Shakily, Syr turned to Ntairow. The kwazai swayed slightly where she stood, as if she were about to pass out again. She was clutching her head and her chest simultaneously, and the tension in her face told Syr that she was in very real pain.

“The darkness…” Ntairow said almost voicelessly. “The residue of it still hangs in the air. But he’s not here.”

She pushed herself away from the wall and began to stride determinedly toward the exit that Esaax had made, avoiding the blood on the ground with graceful and sure steps. But then she found the end of a long, purple tail coiled around one of her arms as if to try and halt her.

“Wait!” Syr called out to her, struggling not to be dragged along as she kept on walking.

The kwazai stopped and turned her long, flat face toward him, wearing the glare to end all glares.

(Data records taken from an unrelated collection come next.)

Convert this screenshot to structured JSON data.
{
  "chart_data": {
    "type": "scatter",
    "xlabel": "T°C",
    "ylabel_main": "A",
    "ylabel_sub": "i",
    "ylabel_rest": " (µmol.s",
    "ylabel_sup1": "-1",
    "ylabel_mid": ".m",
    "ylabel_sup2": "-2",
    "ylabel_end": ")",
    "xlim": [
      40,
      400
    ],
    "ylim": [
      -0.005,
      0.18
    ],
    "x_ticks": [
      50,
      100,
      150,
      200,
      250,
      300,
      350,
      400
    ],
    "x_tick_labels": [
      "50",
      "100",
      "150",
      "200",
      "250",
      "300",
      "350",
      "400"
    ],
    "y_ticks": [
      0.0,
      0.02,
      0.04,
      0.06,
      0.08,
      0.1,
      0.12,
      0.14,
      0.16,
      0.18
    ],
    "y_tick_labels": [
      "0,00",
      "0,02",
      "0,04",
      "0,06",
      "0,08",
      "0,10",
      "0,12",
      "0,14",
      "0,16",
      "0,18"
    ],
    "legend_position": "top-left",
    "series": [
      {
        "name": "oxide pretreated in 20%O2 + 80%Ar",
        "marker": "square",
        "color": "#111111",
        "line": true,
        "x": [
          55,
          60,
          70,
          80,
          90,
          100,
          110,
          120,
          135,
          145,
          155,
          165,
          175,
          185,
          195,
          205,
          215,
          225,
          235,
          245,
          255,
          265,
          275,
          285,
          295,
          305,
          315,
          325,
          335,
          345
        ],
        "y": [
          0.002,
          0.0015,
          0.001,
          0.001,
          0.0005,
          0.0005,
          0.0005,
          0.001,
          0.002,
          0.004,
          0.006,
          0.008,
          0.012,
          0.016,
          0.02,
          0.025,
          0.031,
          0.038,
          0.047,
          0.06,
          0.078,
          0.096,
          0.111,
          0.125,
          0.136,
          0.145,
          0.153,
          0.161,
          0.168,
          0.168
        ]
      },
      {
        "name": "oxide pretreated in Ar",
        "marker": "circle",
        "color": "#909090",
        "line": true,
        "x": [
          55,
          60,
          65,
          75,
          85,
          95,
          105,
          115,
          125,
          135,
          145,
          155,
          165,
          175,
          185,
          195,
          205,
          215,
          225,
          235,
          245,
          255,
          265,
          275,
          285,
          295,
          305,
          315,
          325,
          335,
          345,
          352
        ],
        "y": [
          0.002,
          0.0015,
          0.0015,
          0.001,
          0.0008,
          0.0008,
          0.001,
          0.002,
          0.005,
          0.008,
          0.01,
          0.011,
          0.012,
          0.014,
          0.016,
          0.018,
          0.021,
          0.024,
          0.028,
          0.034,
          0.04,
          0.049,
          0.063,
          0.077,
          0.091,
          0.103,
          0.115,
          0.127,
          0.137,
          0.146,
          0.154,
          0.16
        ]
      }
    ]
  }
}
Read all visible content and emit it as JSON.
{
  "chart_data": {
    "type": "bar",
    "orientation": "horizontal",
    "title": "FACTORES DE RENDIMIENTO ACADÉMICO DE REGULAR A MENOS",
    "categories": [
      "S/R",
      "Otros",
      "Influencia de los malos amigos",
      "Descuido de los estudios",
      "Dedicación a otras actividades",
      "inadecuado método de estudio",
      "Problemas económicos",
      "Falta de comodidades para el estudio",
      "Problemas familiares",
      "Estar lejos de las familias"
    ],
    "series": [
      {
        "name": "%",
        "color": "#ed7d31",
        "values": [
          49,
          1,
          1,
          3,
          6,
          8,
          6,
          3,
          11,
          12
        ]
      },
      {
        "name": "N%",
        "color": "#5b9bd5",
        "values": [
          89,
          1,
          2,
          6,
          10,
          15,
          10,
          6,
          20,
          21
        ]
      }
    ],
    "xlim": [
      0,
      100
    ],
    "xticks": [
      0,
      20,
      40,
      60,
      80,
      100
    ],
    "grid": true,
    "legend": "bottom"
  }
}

“…Listen,” Syr said. “Esaax is my friend, too. If you’re going after him, I’m going with you.”

Karo approached Ntairow and Syr. The expression on his stone face was unreadable. “And if he’s going, then I’m going,” he said. “I’ll look after you, buddy, don’t worry,” he told Syr.

Ntairow didn’t feel as though she had the luxury of time or of patience enough to argue with them. The urge to seek out the terribly troubled creature that Esaax had become and rush to his aid was hard-wired into her brain—she couldn’t easily resist the demands of her highly developed powers of empathy and flat-out wouldn’t resist them when it was the suffering of someone whom she loved that spurred them into action. She nodded in concession to Syr and Karo, and Syr released his hold on her.

The arbok looked back at Teresa. Tears fell silently from his gray eyes. “Take care of Jen,” he told her. Then Syr turned away, and he and Karo followed Ntairow out of the Haven in silence.